Schweizer Politiker wirft Alarm gegen den möglichen Beitritt des Kosovo

Kosovars Wunsch nach EU-Mitgliedschaft könnte in einigen Jahren zufrieden sein. Dies, weil die EU Staaten des westlichen Balkans auf den Horizont gesetzt hat: Serbien, Montenegro. Albanien, Bosnien, Mazedonien und Kosovo akzeptieren sie bis 2025, schreibt 20 Minuten.ch. Einige der Länder sind bereits [...]
Einige der Staaten halten bereits Mitgliedsgespräche. Die EU-Kommission will durch die Ernennung des Datums, um relevante Regierungen zu motivieren, relevante Reformen, lbinfo.ch Broadcasts durchzuführen. Es ist ein Richtwert “, ein mutiges Datum”, hat der EU-Kommissionspräsident Jean-Claude Juncker vor dem Europäischen Parlament in Straßburg gesagt. Doch derzeit sind die Länder des westlichen Balkans noch weit davon entfernt, die Bedingungen” zu erfüllen. Zum Beispiel müssen Konflikte innerhalb der Region vor dem EU-Beitritt gelöst werden.

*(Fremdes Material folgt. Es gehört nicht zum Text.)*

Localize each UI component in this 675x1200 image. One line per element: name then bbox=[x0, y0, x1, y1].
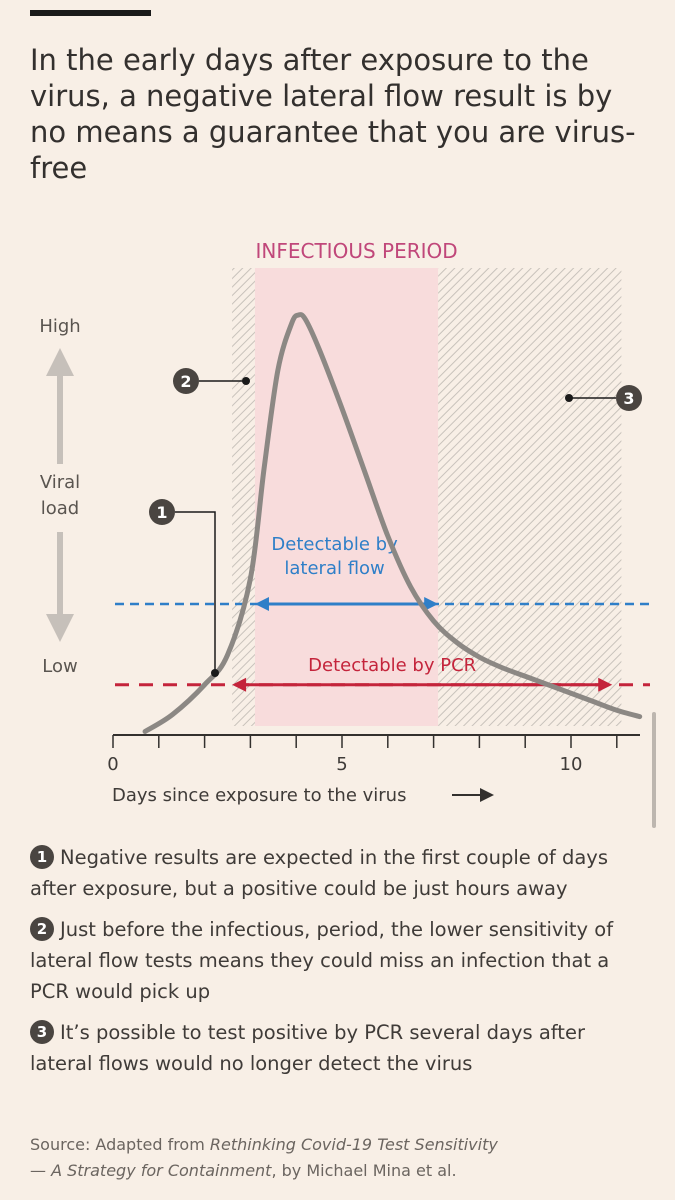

Eine Partei in der Schweiz fühlt sich jedoch von den EU-Erweiterungsplänen besorgt. Dies ist SVP, der mit seiner Initiative schon lange darauf abzielt, das Freihandelsabkommen mit der EU zu beenden, schreibt albinfo.ch. Der Stellvertreter dieser Partei im Schweizer Parlament, Thomas Matter, warnt in einem auf Facebook veröffentlichten Video, dass “Zvicra, im Falle einer EU-Erweiterung in den Balkanstaaten, die bestehende Freihandelsabkommen gezwungen ist, sie auf diese Staaten auszudehnen. Der Migrationsdruck wird noch dramatischer werden, da die wirtschaftliche Lage in diesen Balkanstaaten hoffnungslos ist und viele Menschen bereits in der Schweiz leben.
Nach Angaben des Bundesamtes für Statistik gibt es 280 Tausend Menschen aus 6 Ländern auf dem westlichen Balkan, ohne hier diejenigen zu zählen, die zusammen mit der Staatsangehörigkeit des Ursprungslandes die Schweiz haben. Für Europaabgeordnete Materie ist dies klar: “Menschen gehen, wo Angehörige und Bekannte leben”.
Aber Vertreter anderer Parteien unterscheiden sich. So spricht MP von der Sozialdemokratischen Partei (SP) Eric Nussbaumer: “ist ein guter Job, wenn europäische Staaten und Balkanländer die EU-Mitgliedschaft anstreben. Starke wirtschaftliche Beziehungen und Zusammenarbeit sind die besten Mittel gegen jeden Nationalismus, der Frieden gefährdet. Aber Nussbaumer fügt hinzu, dass der potenzielle Kandidat “Staate die Kriterien für eine bessere wirtschaftliche Leistung, Rechtsstaatlichkeit und für eine stabilisierte demokratische Ordnung” erfüllen müssen.
Selbst der Stellvertreter des CVP, Kathy Ricklin, hat von einer <x0-Skanar Furcht gesprochen” das fördert SVP. Der “Noch nach der Erweiterung der EU mit Bulgarien und Rumänien gab es eine große Migration aus diesen Ländern”, die albinfo.ch Broadcasts. Aber sie glaubt auch nicht, dass der Beitritt der westlichen Balkanländer so schnell geht. Die EU “Die EU hat sich nach der schnellen Expansion sehr schnell nach Osten” vorsichtig geworden, sagte Ricklin.